I can only reiterate what Linda Bishop and I discussed in our webinar last year:
• If you’re unsure about someone’s intent, give the benefit of the doubt until you can verify it;
“Flaming” responses ultimately reflect more damagingly on you. Your remarks cannot be retracted although they can be used out of context; and
• Remember that human communications is a flawed process, so going ballistic over imagined insults is the human equivalent of shouting down someone an office meeting—without having taken the time to hear them out.

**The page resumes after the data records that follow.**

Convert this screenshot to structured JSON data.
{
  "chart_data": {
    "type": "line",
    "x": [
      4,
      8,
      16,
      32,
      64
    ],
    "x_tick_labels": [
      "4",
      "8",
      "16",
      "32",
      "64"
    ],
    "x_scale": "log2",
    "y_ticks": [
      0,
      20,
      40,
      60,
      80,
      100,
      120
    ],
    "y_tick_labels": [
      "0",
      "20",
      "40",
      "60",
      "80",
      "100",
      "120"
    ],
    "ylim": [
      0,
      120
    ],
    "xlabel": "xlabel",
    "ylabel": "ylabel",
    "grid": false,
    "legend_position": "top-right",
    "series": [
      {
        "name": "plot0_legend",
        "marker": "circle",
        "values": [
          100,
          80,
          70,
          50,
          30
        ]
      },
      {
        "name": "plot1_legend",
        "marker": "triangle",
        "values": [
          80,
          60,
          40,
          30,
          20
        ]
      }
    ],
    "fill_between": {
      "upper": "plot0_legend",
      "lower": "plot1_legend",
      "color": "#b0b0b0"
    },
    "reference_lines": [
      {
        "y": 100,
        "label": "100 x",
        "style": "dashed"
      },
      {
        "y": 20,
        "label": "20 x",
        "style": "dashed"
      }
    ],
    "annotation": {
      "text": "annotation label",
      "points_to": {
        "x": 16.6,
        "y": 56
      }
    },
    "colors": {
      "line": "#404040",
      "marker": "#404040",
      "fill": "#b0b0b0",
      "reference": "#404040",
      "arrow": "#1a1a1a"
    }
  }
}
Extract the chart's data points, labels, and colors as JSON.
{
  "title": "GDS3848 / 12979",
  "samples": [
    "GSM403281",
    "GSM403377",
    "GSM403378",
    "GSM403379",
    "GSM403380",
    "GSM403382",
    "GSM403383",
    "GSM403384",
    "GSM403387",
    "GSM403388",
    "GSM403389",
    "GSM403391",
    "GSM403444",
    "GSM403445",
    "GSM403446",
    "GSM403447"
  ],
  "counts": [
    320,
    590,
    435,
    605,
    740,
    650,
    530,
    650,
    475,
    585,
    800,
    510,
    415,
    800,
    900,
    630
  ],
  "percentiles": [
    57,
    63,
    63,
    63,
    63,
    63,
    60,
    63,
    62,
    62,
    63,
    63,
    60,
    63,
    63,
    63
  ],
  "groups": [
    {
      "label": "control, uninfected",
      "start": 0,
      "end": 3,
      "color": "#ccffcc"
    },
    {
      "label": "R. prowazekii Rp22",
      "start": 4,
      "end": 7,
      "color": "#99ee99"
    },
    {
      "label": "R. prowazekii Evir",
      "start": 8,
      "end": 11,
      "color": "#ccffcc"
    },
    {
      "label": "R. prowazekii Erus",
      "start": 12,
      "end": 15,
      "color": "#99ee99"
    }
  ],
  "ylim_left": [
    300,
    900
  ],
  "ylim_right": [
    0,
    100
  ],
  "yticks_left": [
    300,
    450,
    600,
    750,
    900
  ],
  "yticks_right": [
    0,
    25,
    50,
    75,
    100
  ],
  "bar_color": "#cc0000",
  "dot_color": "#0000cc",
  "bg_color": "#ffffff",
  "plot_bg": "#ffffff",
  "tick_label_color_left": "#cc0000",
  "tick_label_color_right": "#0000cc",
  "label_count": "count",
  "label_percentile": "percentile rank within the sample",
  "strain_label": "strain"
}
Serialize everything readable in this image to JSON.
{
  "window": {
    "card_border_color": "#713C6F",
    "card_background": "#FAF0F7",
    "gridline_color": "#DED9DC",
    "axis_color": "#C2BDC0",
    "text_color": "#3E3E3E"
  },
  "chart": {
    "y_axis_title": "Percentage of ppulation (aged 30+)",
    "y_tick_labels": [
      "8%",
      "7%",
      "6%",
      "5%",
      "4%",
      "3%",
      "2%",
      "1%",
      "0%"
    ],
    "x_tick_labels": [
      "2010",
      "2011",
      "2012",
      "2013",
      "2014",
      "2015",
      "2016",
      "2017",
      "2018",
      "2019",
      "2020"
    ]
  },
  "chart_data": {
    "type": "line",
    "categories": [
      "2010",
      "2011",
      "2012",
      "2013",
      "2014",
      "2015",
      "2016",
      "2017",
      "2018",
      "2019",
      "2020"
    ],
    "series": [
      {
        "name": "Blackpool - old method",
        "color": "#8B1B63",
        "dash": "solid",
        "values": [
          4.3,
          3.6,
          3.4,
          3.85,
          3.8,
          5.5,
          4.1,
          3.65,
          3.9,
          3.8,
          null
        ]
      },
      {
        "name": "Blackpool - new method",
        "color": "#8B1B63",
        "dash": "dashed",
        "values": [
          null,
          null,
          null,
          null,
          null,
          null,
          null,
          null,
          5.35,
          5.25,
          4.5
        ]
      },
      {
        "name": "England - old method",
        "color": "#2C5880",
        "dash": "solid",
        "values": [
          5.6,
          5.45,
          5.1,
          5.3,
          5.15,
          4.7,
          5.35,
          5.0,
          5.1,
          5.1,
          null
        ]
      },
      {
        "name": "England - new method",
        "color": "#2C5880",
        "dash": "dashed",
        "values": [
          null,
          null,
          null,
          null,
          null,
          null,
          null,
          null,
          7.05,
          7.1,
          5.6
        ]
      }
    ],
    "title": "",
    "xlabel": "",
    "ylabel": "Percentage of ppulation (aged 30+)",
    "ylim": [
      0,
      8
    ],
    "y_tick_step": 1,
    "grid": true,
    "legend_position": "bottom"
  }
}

Finally: people always remember how they were treated. Adding stuff like “kind regards” when you’ve basically acted like a mindless bully does not change that. If your role is to administer, your job is to keep constituents engaged, and practicing civility is a stepping-stone to ensuring that.

1 comment:

  1. This is something that we discussed FOREVER with our kids when they first started using the computer when they were in middle school. So many of their friends were pretty quick to write whatever came into their minds without thinking of how the person receiving the email would take it. Maybe the writer was writing something tongue-in-cheek but would the reader know this??? Maybe the writer was extremely emotional and writing from their heart rather than their head but would the reader know this.
    It's so easy to say something in writing that you would never say to somebody standing right in front of you. The kids had to realize that once the wrote something, even in private to a person, that correspondence could be forwarded, printed out and passed around and would remain 'out there' forever. A hard lesson to learn. Some people have yet to learn it.